The commission's first annual review of NZX's regulatory functions found its performance was good overall, but raised concerns about the way NZX regulated itself.
NZX is listed on its own sharemarket but remains the market's front-line regulator through its NZX Regulation division.
In the report, the commission, which co-regulates NZX's equities and debt markets, said it was widely recognised "that a listed exchange company's dual roles create the potential for conflicts of interest".
NZX, which has had an uneasy relationship with the commission, particularly in the wake of the collapse of Access Brokerage in late 2005, does not believe a conflict exists.
However it acknowledges that "the perception" of such conflicts exists "and is held in some quarters".
"While it is inevitable that the parties will not be in complete accord on every matter, we see this as a healthy aspect of the dynamics of the co-regulatory model," said NZX head of regulation Elaine Campbell.
NZX appears to have recognised potential for a conflict of interest by creating an independent Special Division which fulfils NZX Regulation's role in matters related to NZX itself.

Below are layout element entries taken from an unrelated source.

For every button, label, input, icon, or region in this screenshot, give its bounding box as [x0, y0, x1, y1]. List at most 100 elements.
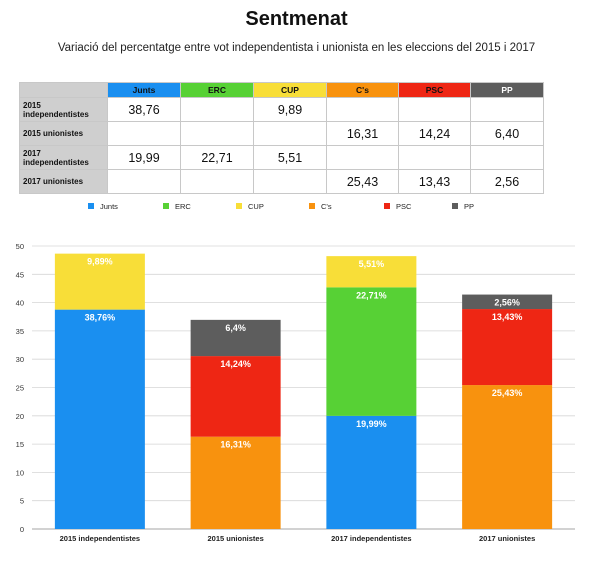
table-cell [180, 97, 254, 122]
table-cell [253, 169, 327, 194]
table-cell [107, 121, 181, 146]
legend-swatch [384, 203, 390, 210]
legend: Junts ERC CUP C's PSC PP [0, 202, 593, 216]
data-label: 16,31% [220, 440, 251, 450]
table-cell: 5,51 [253, 145, 327, 170]
data-label: 14,24% [220, 359, 251, 369]
data-table: Junts ERC CUP C's PSC PP 2015 independentiste… [19, 82, 544, 194]
table-cell: 25,43 [326, 169, 399, 194]
data-label: 13,43% [492, 312, 523, 322]
data-label: 5,51% [359, 259, 385, 269]
legend-label: CUP [248, 202, 264, 211]
table-corner [19, 82, 108, 98]
bar-segment [190, 319, 281, 357]
x-tick-label: 2017 unionistes [479, 534, 535, 543]
y-tick-label: 5 [20, 497, 24, 506]
table-cell: 14,24 [398, 121, 471, 146]
bar-segment [462, 309, 553, 386]
y-tick-label: 15 [16, 440, 24, 449]
table-cell [326, 97, 399, 122]
data-label: 2,56% [494, 298, 520, 308]
table-cell [398, 97, 471, 122]
legend-swatch [88, 203, 94, 210]
table-row: 2017 independentistes 19,99 22,71 5,51 [19, 145, 544, 170]
table-cell: 38,76 [107, 97, 181, 122]
bar-segment [462, 385, 553, 529]
data-label: 9,89% [87, 257, 113, 267]
table-cell: 6,40 [470, 121, 544, 146]
legend-label: Junts [100, 202, 118, 211]
table-column-header: ERC [180, 82, 254, 98]
legend-swatch [309, 203, 315, 210]
table-cell: 2,56 [470, 169, 544, 194]
y-tick-label: 10 [16, 468, 24, 477]
legend-label: PP [464, 202, 475, 211]
table-cell [180, 169, 254, 194]
data-label: 19,99% [356, 419, 387, 429]
y-tick-label: 45 [16, 270, 24, 279]
x-tick-label: 2015 unionistes [207, 534, 263, 543]
bar-segment [326, 256, 417, 288]
legend-label: ERC [175, 202, 191, 211]
x-tick-label: 2017 independentistes [331, 534, 411, 543]
table-row-label: 2015 unionistes [19, 121, 108, 146]
bar-segment [326, 287, 417, 416]
bar-segment [190, 356, 281, 437]
legend-item: PSC [384, 202, 411, 211]
table-row: 2017 unionistes 25,43 13,43 2,56 [19, 169, 544, 194]
legend-item: PP [452, 202, 474, 211]
legend-item: C's [309, 202, 332, 211]
y-tick-label: 20 [16, 412, 24, 421]
chart-title: Sentmenat [245, 8, 348, 30]
y-tick-label: 30 [16, 355, 24, 364]
data-label: 6,4% [225, 323, 246, 333]
legend-swatch [163, 203, 169, 210]
bar-segment [190, 436, 281, 529]
y-tick-label: 25 [16, 384, 24, 393]
legend-swatch [452, 203, 458, 210]
legend-swatch [236, 203, 242, 210]
table-row: 2015 unionistes 16,31 14,24 6,40 [19, 121, 544, 146]
table-column-header: C's [326, 82, 399, 98]
data-label: 38,76% [85, 313, 116, 323]
table-cell [326, 145, 399, 170]
stacked-bar-chart: 0 5 10 15 20 25 30 35 40 45 50 38,76% 9,89% 2015 inde… [16, 242, 575, 543]
legend-item: ERC [163, 202, 191, 211]
bar-segment [54, 253, 145, 310]
table-row-label: 2017 unionistes [19, 169, 108, 194]
legend-item: Junts [88, 202, 118, 211]
table-cell [253, 121, 327, 146]
legend-item: CUP [236, 202, 264, 211]
table-row: 2015 independentistes 38,76 9,89 [19, 97, 544, 122]
table-cell [470, 145, 544, 170]
y-tick-label: 50 [16, 242, 24, 251]
bar-segment [326, 415, 417, 529]
data-label: 22,71% [356, 290, 387, 300]
table-cell: 16,31 [326, 121, 399, 146]
table-cell: 9,89 [253, 97, 327, 122]
table-row-label: 2017 independentistes [19, 145, 108, 170]
chart-subtitle: Variació del percentatge entre vot indep… [57, 42, 536, 54]
table-header-row: Junts ERC CUP C's PSC PP [19, 82, 544, 98]
table-cell: 13,43 [398, 169, 471, 194]
table-column-header: PSC [398, 82, 471, 98]
table-cell [107, 169, 181, 194]
table-cell: 22,71 [180, 145, 254, 170]
x-tick-label: 2015 independentistes [60, 534, 140, 543]
table-cell [470, 97, 544, 122]
bar-segment [54, 309, 145, 529]
y-tick-label: 35 [16, 327, 24, 336]
bar-segment [462, 294, 553, 310]
table-column-header: CUP [253, 82, 327, 98]
table-cell: 19,99 [107, 145, 181, 170]
table-column-header: Junts [107, 82, 181, 98]
legend-label: PSC [396, 202, 412, 211]
y-tick-label: 40 [16, 299, 24, 308]
data-label: 25,43% [492, 388, 523, 398]
y-tick-label: 0 [20, 525, 24, 534]
legend-label: C's [321, 202, 332, 211]
table-row-label: 2015 independentistes [19, 97, 108, 122]
table-cell [180, 121, 254, 146]
table-cell [398, 145, 471, 170]
table-column-header: PP [470, 82, 544, 98]
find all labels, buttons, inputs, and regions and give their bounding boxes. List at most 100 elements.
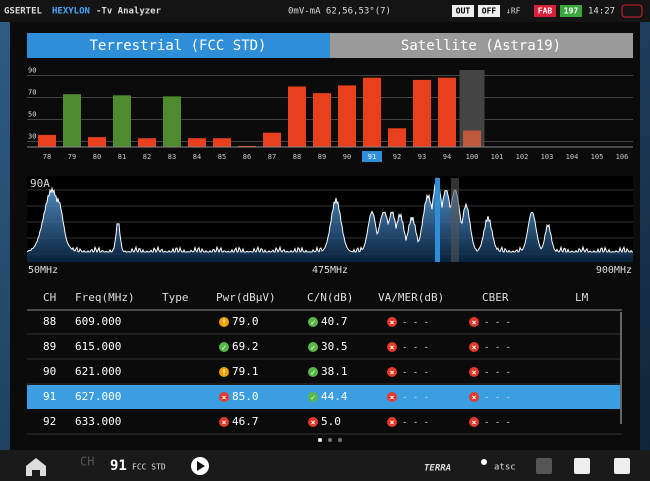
x-tick-label: 93 [418, 153, 426, 161]
status-symbol: × [472, 343, 477, 352]
freq: 633.000 [75, 415, 121, 428]
pwr: 79.1 [232, 365, 259, 378]
bar [263, 132, 281, 147]
x-tick-label: 88 [293, 153, 301, 161]
y-tick-label: 90 [28, 67, 36, 75]
bar [338, 85, 356, 147]
mer: - - - [402, 318, 429, 328]
status-icon [469, 367, 479, 377]
tab-label: Satellite (Astra19) [401, 38, 561, 54]
bar [38, 134, 56, 147]
home-button[interactable] [26, 458, 46, 476]
status-icon [308, 392, 318, 402]
status-symbol: ✓ [311, 368, 316, 377]
mer: - - - [402, 368, 429, 378]
bar [238, 145, 256, 147]
y-tick-label: 50 [28, 111, 36, 119]
x-tick-label: 86 [243, 153, 251, 161]
status-icon [219, 342, 229, 352]
x-tick-label: 92 [393, 153, 401, 161]
save-button[interactable] [574, 458, 590, 474]
spectrum-fill [27, 178, 633, 262]
freq-label: 50MHz [28, 265, 58, 276]
column-header: Type [162, 291, 189, 304]
readout: 0mV-mA 62,56,53°(7) [288, 7, 391, 17]
cn: 5.0 [321, 415, 341, 428]
freq-label: 900MHz [596, 265, 632, 276]
status-symbol: ✓ [311, 393, 316, 402]
status-symbol: × [222, 393, 227, 402]
status-icon [308, 367, 318, 377]
tab[interactable] [330, 33, 633, 58]
page-dot [328, 438, 332, 442]
x-tick-label: 90 [343, 153, 351, 161]
app-name: -Tv Analyzer [96, 7, 162, 17]
cber: - - - [484, 418, 511, 428]
save-button[interactable] [536, 458, 552, 474]
ch: 89 [43, 340, 56, 353]
page-dot [318, 438, 322, 442]
status-symbol: × [222, 418, 227, 427]
status-icon [469, 392, 479, 402]
scrollbar [620, 312, 622, 424]
status-symbol: × [472, 393, 477, 402]
status-symbol: × [311, 418, 316, 427]
x-tick-label: 104 [566, 153, 579, 161]
bar [363, 77, 381, 147]
fab-badge [534, 5, 556, 17]
save-button[interactable] [614, 458, 630, 474]
column-header: Freq(MHz) [75, 291, 135, 304]
status-symbol: × [390, 343, 395, 352]
channel: 91 [110, 458, 127, 474]
status-icon [387, 367, 397, 377]
status-icon [387, 417, 397, 427]
mer: - - - [402, 343, 429, 353]
x-tick-label: 81 [118, 153, 126, 161]
count: 197 [564, 7, 579, 16]
x-tick-label: 79 [68, 153, 76, 161]
x-tick-label: 103 [541, 153, 554, 161]
status-symbol: ! [222, 368, 227, 377]
x-tick-label: 101 [491, 153, 504, 161]
spectrum-label: 90A [30, 177, 50, 190]
ch: 91 [43, 390, 56, 403]
bar [63, 94, 81, 147]
column-header: VA/MER(dB) [378, 291, 444, 304]
pwr: 79.0 [232, 315, 259, 328]
off: OFF [482, 7, 497, 16]
status-symbol: × [472, 318, 477, 327]
x-tick-label: 85 [218, 153, 226, 161]
selected-channel [362, 151, 382, 162]
bottom-bar [0, 450, 650, 481]
bar [413, 79, 431, 147]
ch: 88 [43, 315, 56, 328]
x-tick-label: 89 [318, 153, 326, 161]
status-icon [219, 317, 229, 327]
status-icon [219, 392, 229, 402]
play-icon [197, 461, 205, 471]
status-symbol: × [472, 368, 477, 377]
status-icon [469, 342, 479, 352]
status-icon [308, 417, 318, 427]
x-tick-label: 106 [616, 153, 629, 161]
brand: GSERTEL [4, 7, 43, 17]
y-tick-label: 30 [28, 133, 36, 141]
bar [113, 95, 131, 147]
standard: FCC STD [132, 463, 166, 472]
tab[interactable] [27, 33, 330, 58]
pwr: 46.7 [232, 415, 259, 428]
bar [463, 130, 481, 147]
marker [435, 178, 440, 262]
cn: 44.4 [321, 390, 348, 403]
time: 14:27 [588, 7, 615, 17]
status-symbol: × [390, 418, 395, 427]
status-icon [387, 317, 397, 327]
tab-label: Terrestrial (FCC STD) [89, 38, 266, 54]
bar [388, 128, 406, 147]
selected-row[interactable] [27, 385, 622, 409]
pwr: 85.0 [232, 390, 259, 403]
x-tick-label: 78 [43, 153, 51, 161]
rf: ↓RF [506, 7, 521, 16]
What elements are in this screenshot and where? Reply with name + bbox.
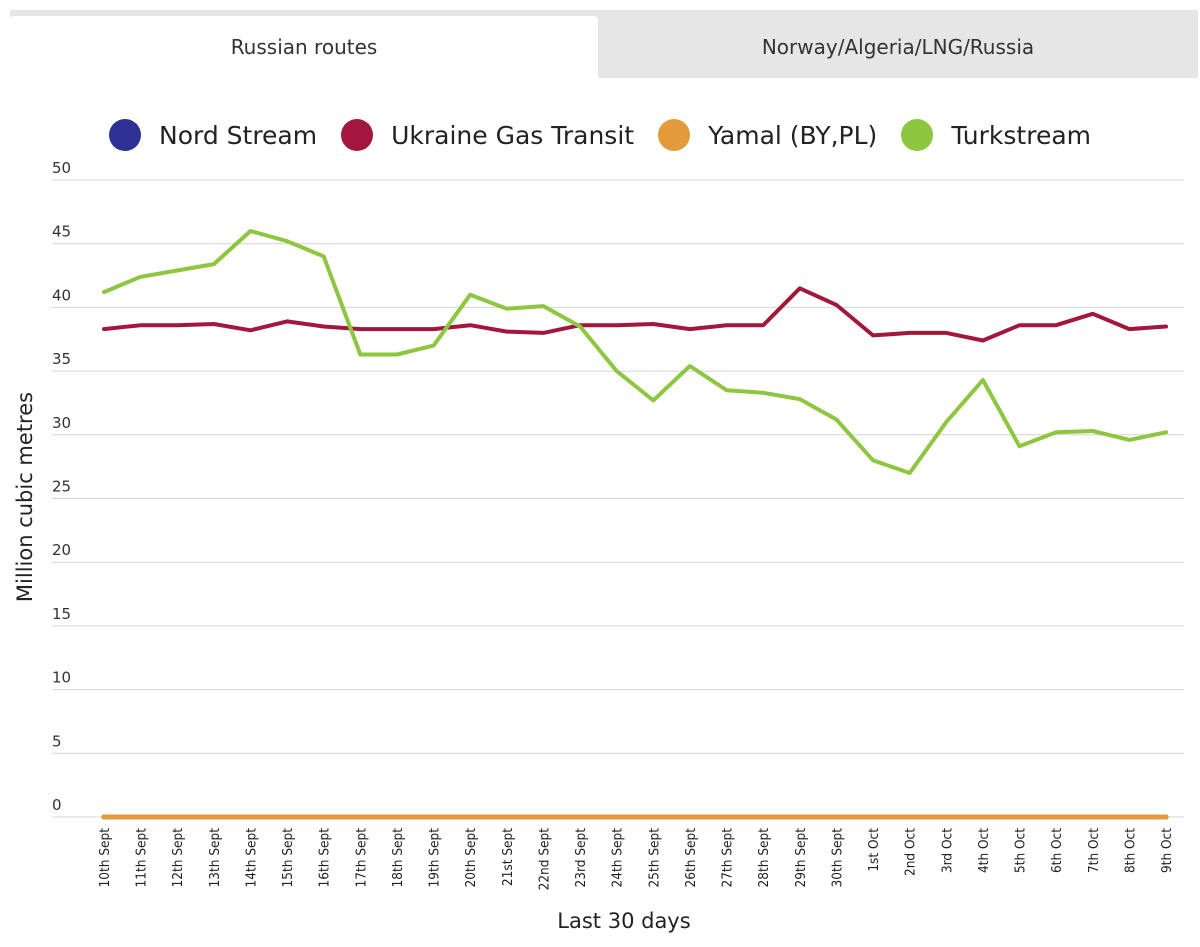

But last year NZX sought a waiver from the Special Division to increase Weldon's remuneration, and when the division sought information about the matter, NZX declined to provide it.
NZX argued that it did not have powers to compel disclosure of information from other listed issuers and was therefore not obliged to provide the information itself.
In that instance the division obtained the information by other means and granted a waiver.
The commission said it did not consider it was appropriate for NZX to refuse access to the information.
"NZX should comply fully with all lawful requests and directions from the Special Division."
Commission chairwoman Jane Diplock said while NZX had deemed that the requested information wasn't relevant to Special Division's decision, that was for the division to decide.
The commission also found that "in practice NZXR does have the power to compel production of information by otherwise refusing to grant waivers where relevant and requested information is not provided".
Among its recommendations, the commission said that Special Division should ensure that it was fully aware of the powers available to NZX Regulation in respect of other listed issuers, and should exercise those powers as appropriate in relation to NZX.
Although the commission found that the Special Division had "operated adequately" during the review period, it had "not yet been tested in a significant matter".
"In light of ... NZX's refusal to provide requested information, we have reservations as to how the Special Division would deal with a contentious situation with NZX."
The commission also recommended strengthening the division's independence from NZX by restricting the NZX solicitor who liaises between NZXR and the division from performing corporate advisory work for NZX and also by formalising NZXR's support for Special Division.
Diplock said the "goodwill" of the current chairman had allowed the Special Division to carry out its functions so far. "But we think it needs to be regularised."
NZX is to take action on some of the recommendations with regard to Special Division and other areas of its regulatory activity but will "reconsider its position" on others.
Self-policing
NZX Regulation:
* Supervises the activities of listed companies and other issuers in relation to their compliance with listing rules.
Special Division:
* An independent body which "stands in the shoes" of NZX Regulation in matters relating to NZX.
* Comprises four NZX-appointed members who are approved by the Securities Commission.
* Is dependent on NZX for resources.